JACKSON — Canadian energy company Encana estimates a new 80 percent state tax cut will save it up to $800,000 a year in oil and natural gas extraction taxes on wells it puts into production after July 1 in Southwest Mississippi’s Tuscaloosa Marine Shale development.
Encana has six deep ground horizontal wells in the Tuscaloosa Marine Shale play and plans two more in the current quarter, though presumably the company would delay the new wells in order to qualify for the reduction in severance taxes. The reduction passed in this year’s Legislature cuts the tax on oil and gas extracted through horizontal drilling from 6 percent to 1.3 percent for the next five years.
The cut applies to oil and gas extracted from horizontally drilled wells for a period of 30 months or until the payout of the well. The legislation applies to all qualified horizontally drilled wells between July 1, 2013 and June 30, 2018
Companies that provide support and services for the horizontal drilling wells and their fracking operations also qualify for the tax break.
Just how much the lowered taxes will cost Mississippi in revenues is not clear. Much would depend on the level and pace of new horizontal drilling.
Mississippi takes in around $80 million annually in oil and gas severance taxes, with the oil severance tax accounting for the bulk of the tax revenue at around $67.5 million.
Oil and gas experts say the Tuscaloosa Marine Shale (TMS) situated in Southwest Mississippi and Southeast Louisiana is at depths of 11,000 to 15,000 feet but modern drilling techniques make the extraction more affordable and effective than in the past. The quantity of oil and gas that can be removed from the TMS is uncertain but energy companies are betting it is substantial.

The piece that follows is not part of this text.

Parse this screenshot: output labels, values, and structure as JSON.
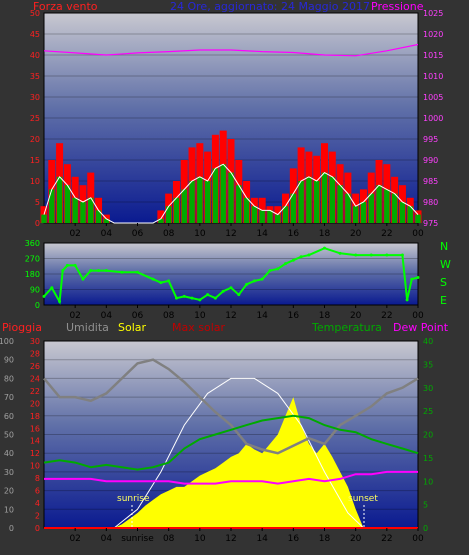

So are state officials. Gov. Phil Bryant’s office predicted in a press statement this week the Tuscaloosa development will be one of the “most active shale plays in the United States.”
Encana is among a handful of companies already working the deep horizontal wells in the TMS. Devon Energy, GDP Energy and Hong Kong Energy are also active int he region.
Drilling of each deep well so far has run from $11 million to $20 million.
Encana has decreased its drilling costs from around $20 million to $17 million a well, said spokesman Doug Hock. That cost is expected to go even lower, he added.
“We’re budgeting an average cost of approximately $15 million per well for the year,” he said. “This is related to technical changes and gaining an understanding of how to most efficiently access the resource.”
He said Mississippi’s cut in the severance tax will save the company roughly $700,000 to $800,00 “of additional cash flow” per well.
Encana is “gaining confidence in the potential of the play as it nears commerciality,” the company said in its fi4rst quarter earnings report.
The lower severance tax rate adds to the commercial viability of its work in the Tuscaloosa Marine Shale play, Encana said.
“This five-year program supports the pursuit of commerciality by positively impacting Encana’s economics for the emerging Tuscaloosa Marine Shale play,” said the company created through the merger of PanCanadian Energy Corporation and Alberta Energy Company Ltd. in 2002.
The prospect of an economic bonanza for the state in terms of jobs and revenue from extracting shale oil from far below ground in Mississippi led Bryant to make the tax cut part of his Energy Works: Mississippi’s Energy Roadmap plan.
Bryant predicts the lower rate will position Mississippi among the “most competitive states in the nation when it comes to attracting companies that explore and develop shale plays.”